The ruling was based on a 1999 Supreme Court ruling that police could arrest a driver because he smelled cannabis in the car he was driving. The ruling said the “unmistakable” scent of a controlled substance was evidence that a crime had been committed.

But a liberal minority in the Wisconsin Supreme Court questioned the connection between the 1999 ruling and Mr. Moore’s case, and officers said they had strong evidence that the cannabis smell was from Mr.

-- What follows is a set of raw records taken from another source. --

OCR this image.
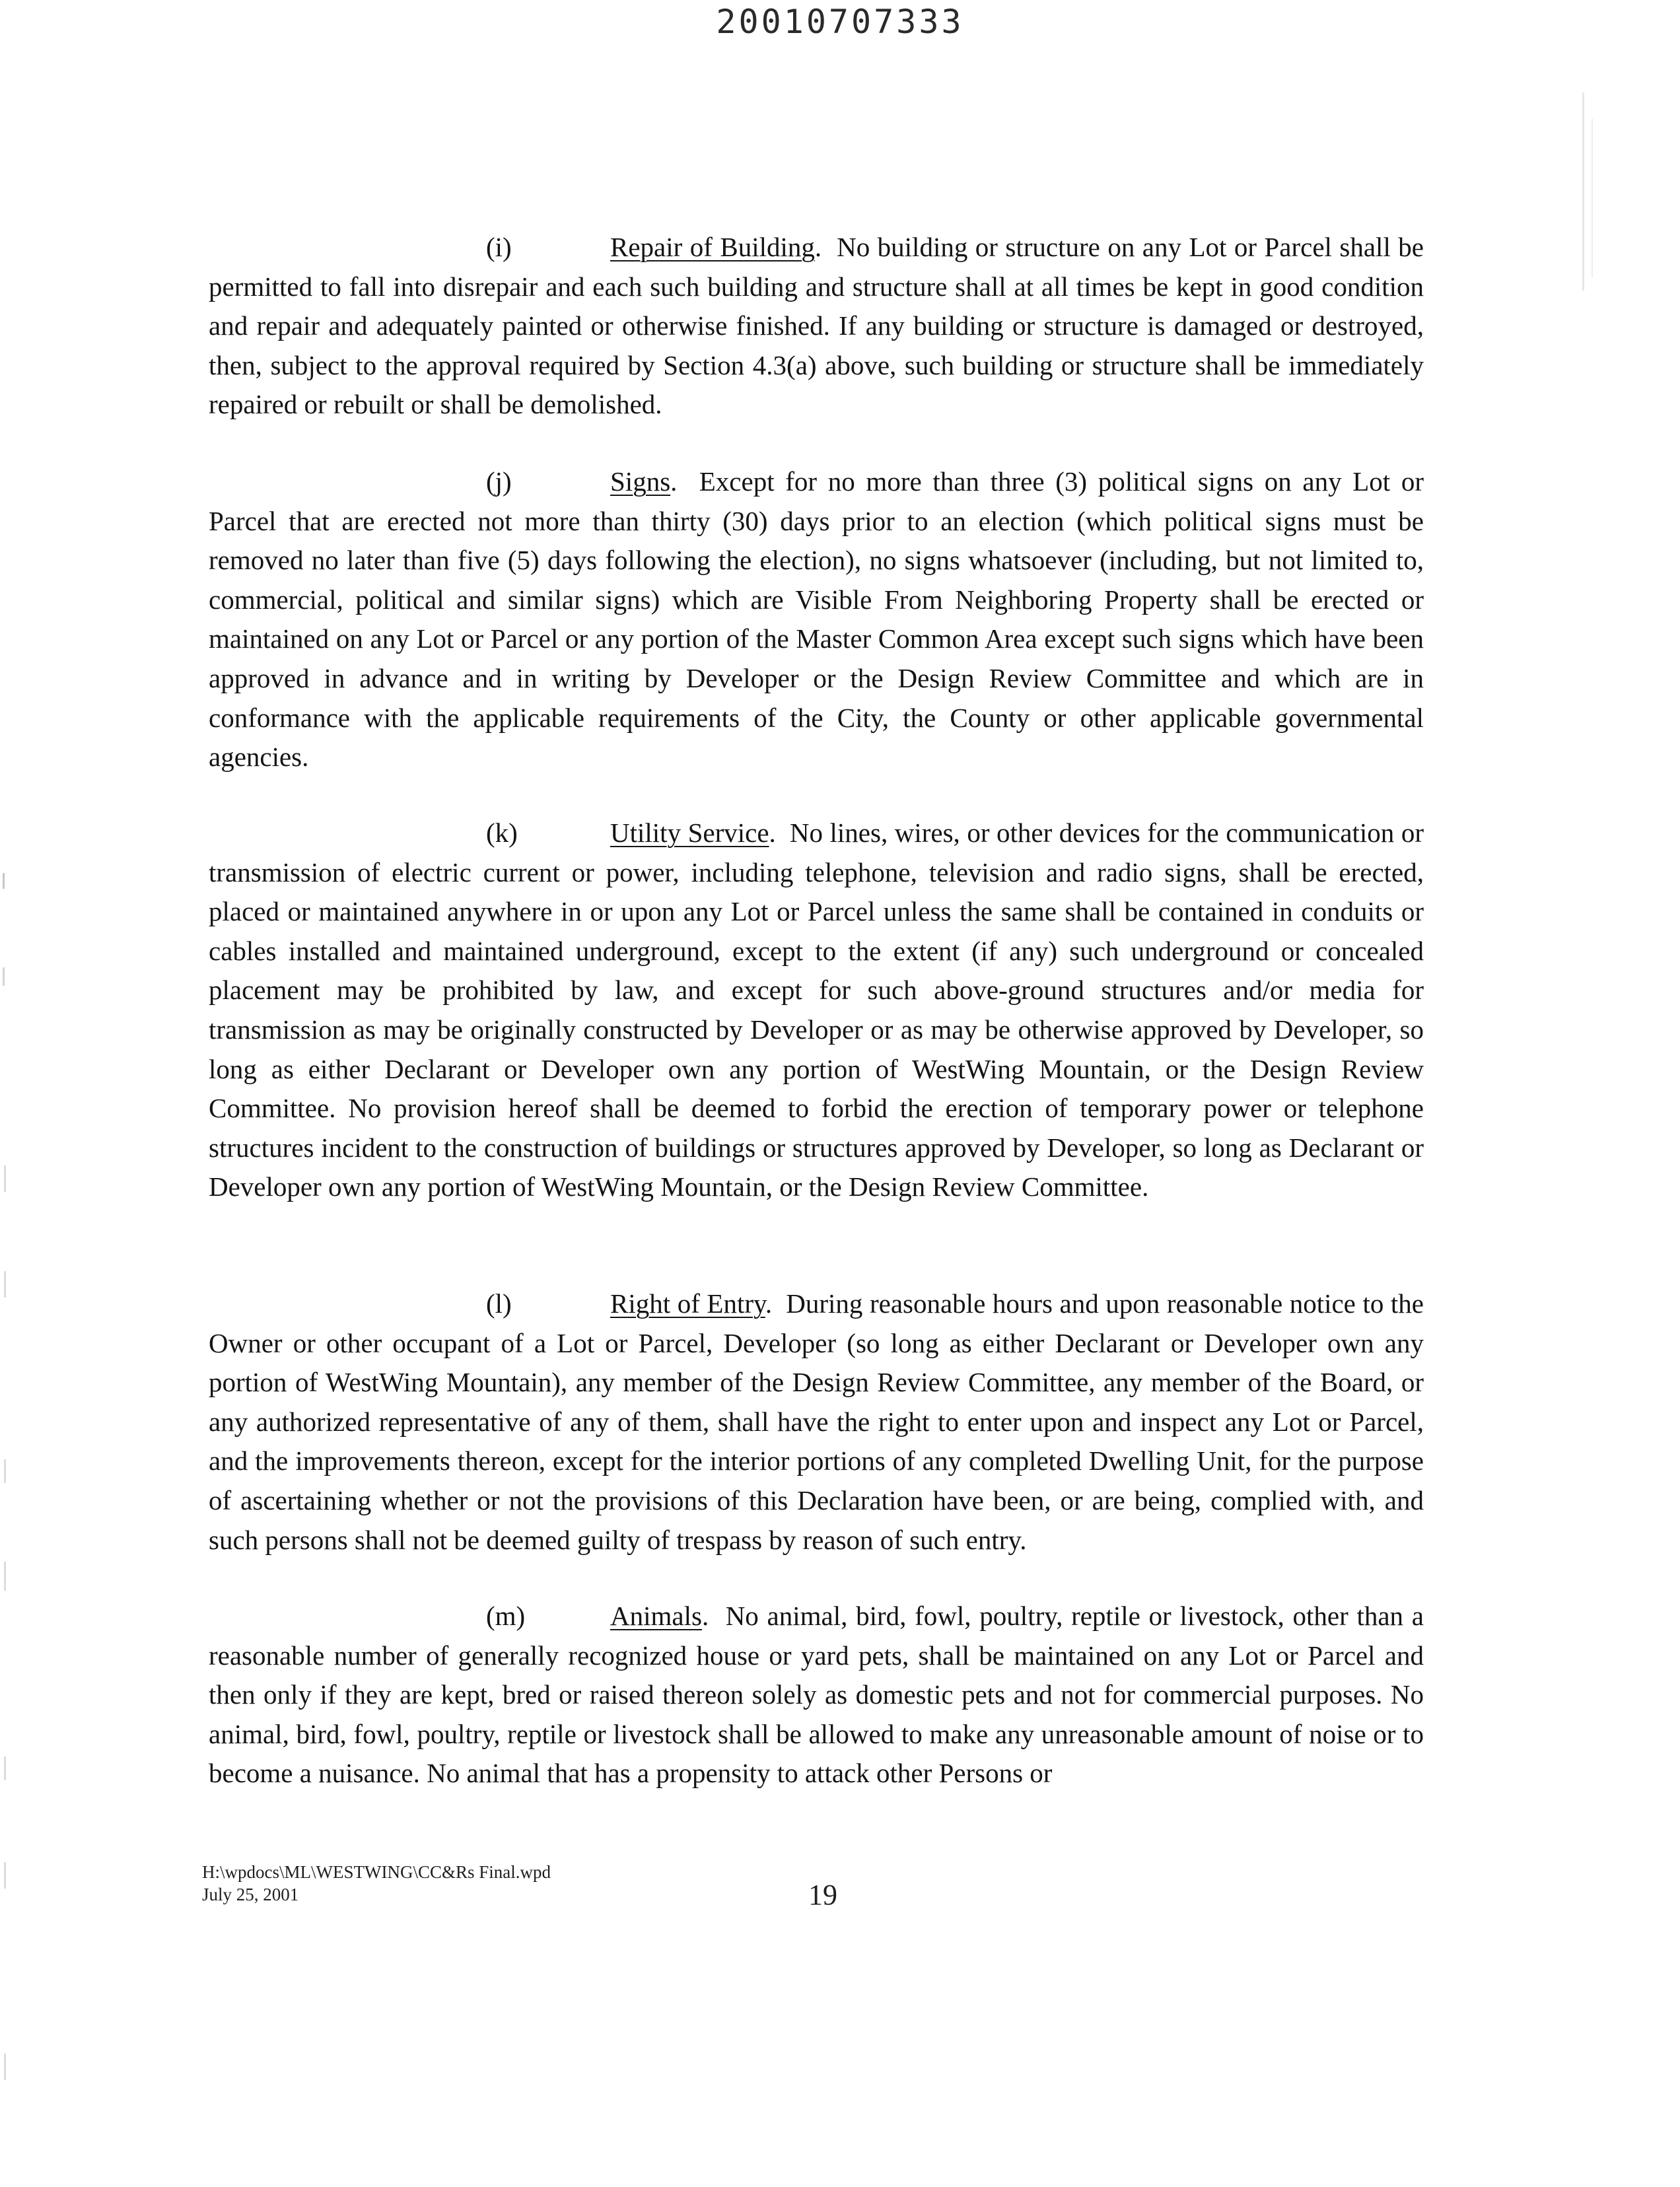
20010707333

(i)	Repair of Building.  No building or structure on any Lot or Parcel shall be permitted to fall into disrepair and each such building and structure shall at all times be kept in good condition and repair and adequately painted or otherwise finished. If any building or structure is damaged or destroyed, then, subject to the approval required by Section 4.3(a) above, such building or structure shall be immediately repaired or rebuilt or shall be demolished.

(j)	Signs.  Except for no more than three (3) political signs on any Lot or Parcel that are erected not more than thirty (30) days prior to an election (which political signs must be removed no later than five (5) days following the election), no signs whatsoever (including, but not limited to, commercial, political and similar signs) which are Visible From Neighboring Property shall be erected or maintained on any Lot or Parcel or any portion of the Master Common Area except such signs which have been approved in advance and in writing by Developer or the Design Review Committee and which are in conformance with the applicable requirements of the City, the County or other applicable governmental agencies.

(k)	Utility Service.  No lines, wires, or other devices for the communication or transmission of electric current or power, including telephone, television and radio signs, shall be erected, placed or maintained anywhere in or upon any Lot or Parcel unless the same shall be contained in conduits or cables installed and maintained underground, except to the extent (if any) such underground or concealed placement may be prohibited by law, and except for such above-ground structures and/or media for transmission as may be originally constructed by Developer or as may be otherwise approved by Developer, so long as either Declarant or Developer own any portion of WestWing Mountain, or the Design Review Committee. No provision hereof shall be deemed to forbid the erection of temporary power or telephone structures incident to the construction of buildings or structures approved by Developer, so long as Declarant or Developer own any portion of WestWing Mountain, or the Design Review Committee.

(l)	Right of Entry.  During reasonable hours and upon reasonable notice to the Owner or other occupant of a Lot or Parcel, Developer (so long as either Declarant or Developer own any portion of WestWing Mountain), any member of the Design Review Committee, any member of the Board, or any authorized representative of any of them, shall have the right to enter upon and inspect any Lot or Parcel, and the improvements thereon, except for the interior portions of any completed Dwelling Unit, for the purpose of ascertaining whether or not the provisions of this Declaration have been, or are being, complied with, and such persons shall not be deemed guilty of trespass by reason of such entry.

(m)	Animals.  No animal, bird, fowl, poultry, reptile or livestock, other than a reasonable number of generally recognized house or yard pets, shall be maintained on any Lot or Parcel and then only if they are kept, bred or raised thereon solely as domestic pets and not for commercial purposes. No animal, bird, fowl, poultry, reptile or livestock shall be allowed to make any unreasonable amount of noise or to become a nuisance. No animal that has a propensity to attack other Persons or

H:\wpdocs\ML\WESTWING\CC&Rs Final.wpd
July 25, 2001	19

Moore. said they don’t have They also noted that the previous ruling was outdated and did not consider the subsequent legalization of cannabis and CBD.

“A police officer who believes a vehicle smells of marijuana is likely smelling raw or smoked cannabis, but this is not a criminal act,” Justice Rebecca Frank Darrett added. said in a dissenting opinion joined by a judge.

After the Supreme Court’s ruling was released on Tuesday, Moore’s attorney Joshua Hargrove said the ruling could allow law enforcement to justify investigations based on unreliable conclusions without being held accountable in court. warned of potential

“This opinion may lead to the arrest of more citizens who have committed lawful acts,” he said. said in a statement Quoted by Associated Press.

Alexandra Solorio
Introducing Alexandra, an accomplished cannabis writer who has passionately pursued her craft for a decade. Through a decade-long journey, Alexandra has cultivated a profound connection with the cannabis world, translating her expertise into captivating prose. From unraveling the plant's rich history to exploring its therapeutic marvels and legal evolution, she has adeptly catered to both connoisseurs and newcomers. An unwavering advocate, Alexandra's words not only enlighten but also advocate responsible cannabis use, establishing her as an indispensable industry voice over the past ten years.